Concept regarding reaction time to stimulus

The Simon effect is the difference in accuracy or reaction time between trials in which stimulus and response are on the same side and trials in which they are on opposite sides, with responses being generally slower and less accurate when the stimulus and response are on opposite sides. The task is similar in concept to the Stroop Effect. The Stroop Color and Word Test (SCWT) can be used to assess the ability to inhibit cognitive interference that occurs when the processing of a specific stimulus feature impedes the simultaneous processing of a second stimulus attribute. The Simon effect is an extension of this effect, but the interference in this task is generated by spatial features rather than features of the stimuli themselves.

== Original experiment ==
In J. R. Simon's original study, two lights (the stimulus) were placed on a rotating circular panel. This device would be rotated at varying degrees (away from the horizontal plane). Simon wished to see if an alteration of the spatial relationship, relative to the response keys, affected performance. Age was also a probable factor in reaction time. As predicted, the reaction time of the groups increased based on the relative position of the light stimulus (age was not a factor). The reaction time increased by as much as 30%.
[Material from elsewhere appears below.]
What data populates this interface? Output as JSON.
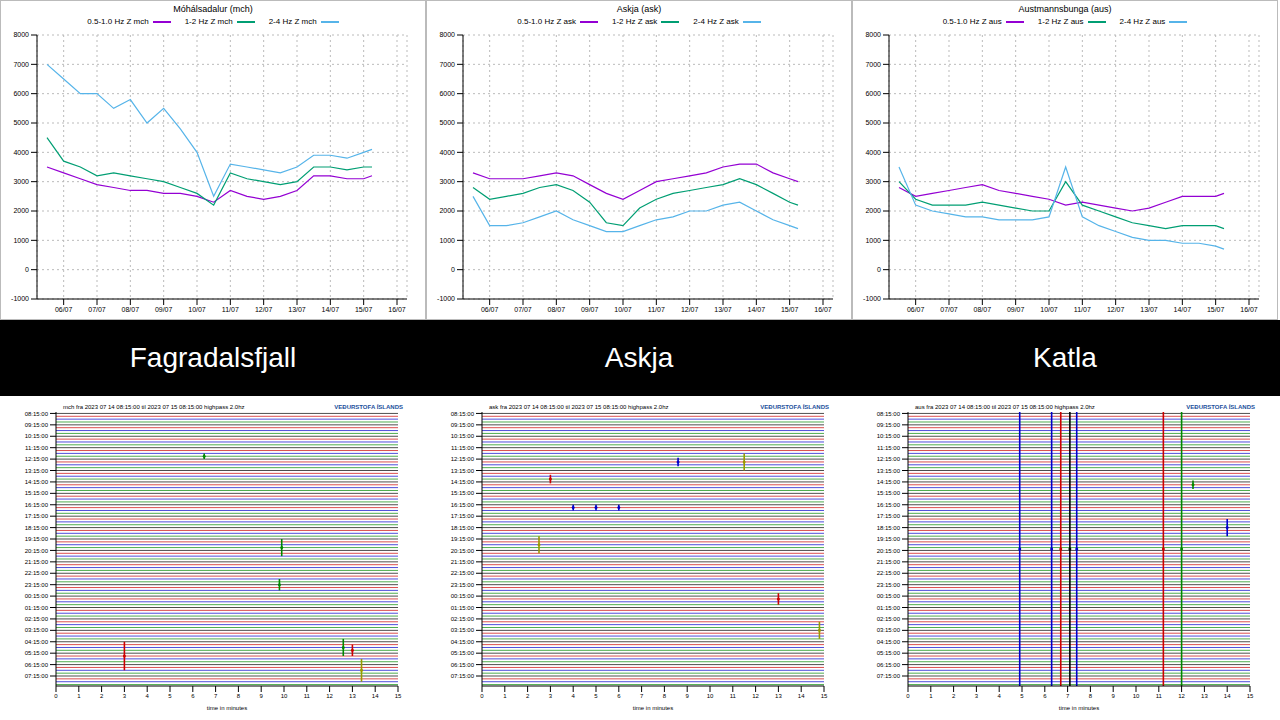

However, what is usually seen as the first genuine demonstration of the effect that became known as the Simon effect is by Simon & Rudell (1967). Here, they had participants respond to the words "left" and "right" that were randomly presented to the left or right ear. Although the auditory location was completely irrelevant to the task, participants showed marked increases in reaction latency if the location of the stimulus was not the same as the required response (if, for example, they were to react left to a word that was presented in the right ear).

== Method ==

A typical demonstration of the Simon effect involves placing a participant in front of a computer monitor and a panel with two buttons. The participant is told that they should press the button on the right when they see something red appear on the screen, and the button on the left when they see something green. Participants are usually told to ignore the location of the stimulus and base their response on the task-relevant color.

Participants typically react faster to red lights that appear on the right hand side of the screen by pressing the button on the right of their panel (congruent trials). Reaction times are typically slower when the red stimulus appears on the left hand side of the screen and the participant must push the button on the right of their panel (incongruent trials). The same, but vice versa, is true for the green stimuli.

This happens despite the fact that the position of the stimulus on the screen relative to the physical position of the buttons on the panel is irrelevant to the task and not correlated with which response is correct. The task, after all, requires the subject to note only the colour of the object (i.e., red or green) by pushing the corresponding button, and not its position on the screen.

== Explanation ==

According to Simon himself, the location of the stimulus, although irrelevant to the task, directly influences response selection due to an automatic tendency to 'react towards the source of the stimulation'. Although other accounts have been suggested, explanations for the Simon effect generally refer back to the interference that occurs in the response-selection stage of decision-making. Neurologically there could be involvement of the dorsolateral prefrontal cortex, as well as the anterior cingulate cortex, which is thought to be responsible for conflict monitoring. The Simon Effect shows that location information cannot be ignored and will affect decision making, even if the participant knows that the information is irrelevant.

Logical argument for response selection:

The challenge in the Simon effect is said to occur during the response selection stage of judgment. This is due to two factors which eliminate the stimulus identification stage and the execution state. In the stimulus identification stage, the participant only needs to be cognitively aware that a stimulus is present. An error would not occur at this stage unless the participant were visually impaired or had some sort of stimulus deficit. As well, an error or delay cannot occur during the execution state because an action has already been decided upon in the previous stage (the response selection stage) and no further decision making takes place (i.e. you cannot make a change to your response without going back to the second stage).

== Practical implications ==

A knowledge of the Simon effect is useful in the design of human-machine interfaces. Aircraft cockpits, for example, require a person to react quickly to a situation. If a pilot is flying a plane and there is a problem with the left engine, an aircraft with a good human-machine interface design would position the indicator light for the left engine to the left of the indicator light for the right engine. This interface would display information in a way that matches the types of responses that people should make. If it were the other way around, the pilot might be more likely to respond incorrectly and adjust the wrong engine.